On December 5 in Mexico City, police discovered the bodies of two journalists and their three children, aged 8, 13 and 18. The couple, Yolanda Figueroa and her husband, Fernando Balderas, had written extensively about drug smuggling in Mexico. Figueroa was the author of a recent book about Gulf drug cartel boss Juan Garcia Abrego (See "Suspected Mexican Cartel Leader Arrested, Extradited to the U.S.," NewsBriefs, February 1996). Balderas, formerly a special advisor to Mexico City prosecutors, helped research his wife's book and published a magazine specializing in exposing Mexican drug-related corruption. Local newspapers have cited unnamed law enforcement sources saying that Balderas himself was under investigation for drug trafficking ties and reportedly had two arrest warrants pending against him for extortion and rape (Molly Moore, "Mexican Anti-Drug Crusaders Slain," Washington Post, December 7, 1996, p. A17; Associated Press, "Mexican Journalist, Family Slain," Chicago Tribune, December 7, 1996, s. 1, p. 17).

The escalation in violence against journalists is likely to have a serious negative affect on further investigations into drug-related crime and corruption. "They are afraid," said prominent Mexican author Homero Aridjis regarding many journalists. "They don't want to write about it, they don't want to talk about it."

On January 3, senior Mexican drug prosecutor Odín Guitiérrez Rico, 32, was gunned down outside his home in Tijuana.
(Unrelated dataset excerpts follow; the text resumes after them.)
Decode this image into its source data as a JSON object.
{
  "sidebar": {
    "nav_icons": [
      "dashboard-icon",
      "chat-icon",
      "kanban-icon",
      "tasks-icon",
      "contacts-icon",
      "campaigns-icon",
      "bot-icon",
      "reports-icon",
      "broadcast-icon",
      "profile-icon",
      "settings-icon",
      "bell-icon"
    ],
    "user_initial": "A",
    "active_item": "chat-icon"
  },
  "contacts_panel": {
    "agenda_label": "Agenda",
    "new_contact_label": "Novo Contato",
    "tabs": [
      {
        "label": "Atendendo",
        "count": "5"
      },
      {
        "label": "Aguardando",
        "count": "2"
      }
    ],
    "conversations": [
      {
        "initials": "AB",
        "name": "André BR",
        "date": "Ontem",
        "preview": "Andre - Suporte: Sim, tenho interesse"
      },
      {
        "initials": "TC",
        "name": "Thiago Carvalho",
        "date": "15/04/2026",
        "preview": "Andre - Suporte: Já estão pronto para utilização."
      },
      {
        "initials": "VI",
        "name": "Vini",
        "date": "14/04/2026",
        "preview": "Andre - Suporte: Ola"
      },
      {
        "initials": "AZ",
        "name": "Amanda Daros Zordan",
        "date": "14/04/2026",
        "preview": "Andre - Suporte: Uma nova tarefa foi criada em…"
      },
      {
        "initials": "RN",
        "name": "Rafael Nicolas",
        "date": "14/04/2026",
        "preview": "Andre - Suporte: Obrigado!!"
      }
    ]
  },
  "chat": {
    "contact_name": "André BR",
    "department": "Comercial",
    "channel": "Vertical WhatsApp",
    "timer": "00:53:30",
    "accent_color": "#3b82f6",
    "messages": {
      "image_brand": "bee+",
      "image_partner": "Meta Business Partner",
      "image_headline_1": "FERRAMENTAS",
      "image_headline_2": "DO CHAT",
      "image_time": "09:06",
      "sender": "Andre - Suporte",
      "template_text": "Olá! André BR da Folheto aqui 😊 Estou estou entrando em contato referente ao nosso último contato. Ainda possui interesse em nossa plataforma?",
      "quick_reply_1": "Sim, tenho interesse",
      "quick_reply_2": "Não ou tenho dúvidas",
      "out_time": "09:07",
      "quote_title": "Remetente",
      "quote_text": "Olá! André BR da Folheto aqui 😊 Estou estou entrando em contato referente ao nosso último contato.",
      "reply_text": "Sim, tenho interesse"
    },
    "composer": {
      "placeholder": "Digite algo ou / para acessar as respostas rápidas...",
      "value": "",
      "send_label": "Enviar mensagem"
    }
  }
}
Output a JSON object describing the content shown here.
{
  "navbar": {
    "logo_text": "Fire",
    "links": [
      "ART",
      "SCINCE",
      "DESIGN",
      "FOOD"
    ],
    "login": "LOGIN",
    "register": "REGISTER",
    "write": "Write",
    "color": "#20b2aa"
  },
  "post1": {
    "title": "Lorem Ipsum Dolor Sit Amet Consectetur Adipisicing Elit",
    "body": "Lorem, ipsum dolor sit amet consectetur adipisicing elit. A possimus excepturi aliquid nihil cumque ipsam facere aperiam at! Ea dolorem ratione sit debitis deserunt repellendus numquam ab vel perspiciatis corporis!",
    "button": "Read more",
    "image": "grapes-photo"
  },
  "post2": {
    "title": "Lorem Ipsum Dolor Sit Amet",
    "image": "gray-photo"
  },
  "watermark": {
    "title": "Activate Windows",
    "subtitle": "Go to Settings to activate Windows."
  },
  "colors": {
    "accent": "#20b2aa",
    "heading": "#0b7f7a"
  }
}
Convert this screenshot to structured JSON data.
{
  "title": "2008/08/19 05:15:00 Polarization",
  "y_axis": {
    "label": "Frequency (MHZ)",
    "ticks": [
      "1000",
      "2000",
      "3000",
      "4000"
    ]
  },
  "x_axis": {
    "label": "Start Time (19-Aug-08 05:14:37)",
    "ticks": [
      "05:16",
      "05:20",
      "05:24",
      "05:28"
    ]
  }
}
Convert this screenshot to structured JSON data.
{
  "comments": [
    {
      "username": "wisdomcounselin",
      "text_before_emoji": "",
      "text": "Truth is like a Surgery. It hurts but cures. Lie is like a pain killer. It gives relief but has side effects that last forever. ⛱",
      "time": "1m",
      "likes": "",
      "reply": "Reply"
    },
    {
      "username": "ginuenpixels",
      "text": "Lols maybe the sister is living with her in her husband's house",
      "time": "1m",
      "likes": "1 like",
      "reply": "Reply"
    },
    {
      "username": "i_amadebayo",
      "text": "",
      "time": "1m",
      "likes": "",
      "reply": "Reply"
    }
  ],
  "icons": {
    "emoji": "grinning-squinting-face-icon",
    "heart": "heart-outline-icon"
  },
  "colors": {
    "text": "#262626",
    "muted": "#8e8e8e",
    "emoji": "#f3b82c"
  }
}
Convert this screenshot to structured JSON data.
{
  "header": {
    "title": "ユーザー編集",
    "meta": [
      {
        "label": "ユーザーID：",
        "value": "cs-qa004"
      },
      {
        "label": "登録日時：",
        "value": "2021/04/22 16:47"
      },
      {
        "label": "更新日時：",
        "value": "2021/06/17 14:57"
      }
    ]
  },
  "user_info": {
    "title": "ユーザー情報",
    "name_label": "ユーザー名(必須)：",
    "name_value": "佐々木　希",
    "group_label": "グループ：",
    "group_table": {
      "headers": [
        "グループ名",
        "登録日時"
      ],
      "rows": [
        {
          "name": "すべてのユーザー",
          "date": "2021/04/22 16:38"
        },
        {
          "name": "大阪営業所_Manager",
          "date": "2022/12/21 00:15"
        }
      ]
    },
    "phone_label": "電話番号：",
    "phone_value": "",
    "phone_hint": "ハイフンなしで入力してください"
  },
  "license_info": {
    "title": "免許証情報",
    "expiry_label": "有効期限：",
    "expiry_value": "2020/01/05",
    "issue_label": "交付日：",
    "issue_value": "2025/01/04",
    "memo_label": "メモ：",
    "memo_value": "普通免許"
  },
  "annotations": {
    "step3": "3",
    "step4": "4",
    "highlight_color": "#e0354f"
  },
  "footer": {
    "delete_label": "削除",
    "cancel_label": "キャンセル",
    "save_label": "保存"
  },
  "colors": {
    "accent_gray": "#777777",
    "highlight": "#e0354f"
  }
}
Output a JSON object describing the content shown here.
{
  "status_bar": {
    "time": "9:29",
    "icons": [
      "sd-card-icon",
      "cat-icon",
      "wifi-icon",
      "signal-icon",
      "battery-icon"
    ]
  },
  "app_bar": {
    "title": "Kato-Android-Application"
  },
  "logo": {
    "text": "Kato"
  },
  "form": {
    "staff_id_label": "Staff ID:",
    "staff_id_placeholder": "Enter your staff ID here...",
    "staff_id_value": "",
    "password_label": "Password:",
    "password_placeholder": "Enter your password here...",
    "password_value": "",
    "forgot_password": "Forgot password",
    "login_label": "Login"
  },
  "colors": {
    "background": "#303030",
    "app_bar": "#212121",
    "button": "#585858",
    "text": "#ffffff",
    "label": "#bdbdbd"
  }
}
According to officials, Guitiérrez was parking his car at 10:30 P.M.. when at least four assailants fired more than 100 bullets at him with assault rifles, and then ran over his body several times with their van (John Ward Anderson, "Prosecutor Shot Dead in Tijuana's 8th Such Killing in a Year," Washington Post, January 6, 1997, p. A11; Sam Dillon, "Senior Mexican Drug Prosecutor Is Killed by Gunmen in Tijuana," New York Times, January 6, 1997, p. A3).

Guitiérrez's murder is the eighth slaying of a top drug law enforcement official in Tijuana in a year. Guitiérrez was the director of criminal trials in the state of Baja California Norte and previously a street-level drug agent. He had received death threats in late 1995 after investigating drug crimes and corruption linked to the Tijuana Cartel, run by the Arellano Félix family. (See "MEXICO: 700 Federal Agents Fired, Seven Senior Anti-Drug Officials Murdered," NewsBriefs, November 1996).